Knocking Out Cancer with CAR T Therapy
June 19, 2018
Every day, the battle rages on at the microscopic level in our bodies. T cells deploy, seeking and destroying infected or abnormal cells that cause illness.
Over the past decade, doctors and scientists have put this immune system machinery to work against some cancer cells. Through identifying markers on the surface of cancer cells, they’ve been able to take a person’s own normal T cells and reverse-engineer them to specifically seek out cells with those suspicious markers, thus destroying the cancer. These genetically engineered cells are known as chimeric antigen receptor, or CAR T cells.
A CAR T therapy clinical trial has received FDA approval to begin at UH Seidman Cancer Center, which will target lymphoma patients who haven’t responded to standard therapies.

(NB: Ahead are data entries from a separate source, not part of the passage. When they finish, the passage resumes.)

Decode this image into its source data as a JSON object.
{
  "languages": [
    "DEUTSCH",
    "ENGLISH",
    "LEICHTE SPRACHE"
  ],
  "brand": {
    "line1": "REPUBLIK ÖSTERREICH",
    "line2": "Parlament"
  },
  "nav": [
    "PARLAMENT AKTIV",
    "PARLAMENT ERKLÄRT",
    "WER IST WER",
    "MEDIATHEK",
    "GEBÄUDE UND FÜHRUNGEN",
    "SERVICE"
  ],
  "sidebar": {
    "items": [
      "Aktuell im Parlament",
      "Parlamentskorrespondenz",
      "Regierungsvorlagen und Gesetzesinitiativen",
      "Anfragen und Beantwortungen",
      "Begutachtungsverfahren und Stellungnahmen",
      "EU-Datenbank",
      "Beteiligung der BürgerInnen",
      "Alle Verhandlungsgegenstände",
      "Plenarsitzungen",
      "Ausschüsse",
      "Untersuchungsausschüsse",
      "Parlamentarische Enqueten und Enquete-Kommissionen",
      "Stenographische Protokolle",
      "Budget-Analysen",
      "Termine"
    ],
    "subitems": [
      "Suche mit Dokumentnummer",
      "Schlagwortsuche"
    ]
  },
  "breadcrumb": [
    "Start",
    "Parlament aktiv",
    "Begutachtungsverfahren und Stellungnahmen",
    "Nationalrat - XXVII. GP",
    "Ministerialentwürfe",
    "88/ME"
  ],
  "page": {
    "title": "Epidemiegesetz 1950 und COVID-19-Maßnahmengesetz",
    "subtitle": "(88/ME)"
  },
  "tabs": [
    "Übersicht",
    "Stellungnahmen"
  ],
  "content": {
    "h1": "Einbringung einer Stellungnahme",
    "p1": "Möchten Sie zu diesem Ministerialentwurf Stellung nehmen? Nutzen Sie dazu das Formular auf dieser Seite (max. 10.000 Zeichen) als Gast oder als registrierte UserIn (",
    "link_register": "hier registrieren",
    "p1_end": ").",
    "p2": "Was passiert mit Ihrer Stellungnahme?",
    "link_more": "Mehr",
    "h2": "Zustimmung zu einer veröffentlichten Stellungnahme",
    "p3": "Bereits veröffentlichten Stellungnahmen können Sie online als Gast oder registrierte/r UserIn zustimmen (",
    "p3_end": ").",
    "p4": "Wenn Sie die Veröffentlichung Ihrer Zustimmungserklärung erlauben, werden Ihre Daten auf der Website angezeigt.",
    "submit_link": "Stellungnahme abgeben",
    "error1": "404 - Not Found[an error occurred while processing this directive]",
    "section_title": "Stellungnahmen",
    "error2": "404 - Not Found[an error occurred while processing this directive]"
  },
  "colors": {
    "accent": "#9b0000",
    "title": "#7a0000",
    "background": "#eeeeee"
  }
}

“ We hope this technique will avoid the need for a donor stem cell transplant,” said Marcos de Lima, MD, Director, Hematologic Malignancies and the Stem Cell Transplant Program, UH Seidman Medical Center; Don C. Dangler Endowed Director in Stem Cell Transplant. “It may well replace that. For lymphoma, we expect a 60-percent response rate. Of 10 people, three to four will experience long-lasting remissions.”
Unlike patients who receive re-engineered cells from a central processing facility, UH patients in the trial will receive cells engineered and cultured on site in the Cellular Therapy Laboratory shared by UH and Case Western Reserve University School of Medicine.
“ Very few centers have established capacity to try this – very few have the capability to even talk about doing this,” Dr. de Lima explained. “It’s a platform that opens a lot of possibilities for us. Tomorrow an investigator may discover a new target, so we have the machinery to execute that. The sky is the limit. It’s not only a tool for the present, but a very solid investment for the future.”
As the science progresses, Dr. de Lima said he expects there will come a day when cancer patients are prescribed generic CAR T cells like any other drug, avoiding the cumbersome process of collecting, re-engineering, culturing and re-administering cells to individuals.
“ We’d love to have an off-the-shelf product, and we are investigating toward that direction,” he said. “That’s definitely one of the dreams, that you’d have a medicine. Nobody is under the illusion that where we are now is the ‘destination’– there are lots of things to be done. But for now, it is for sure something fantastic.”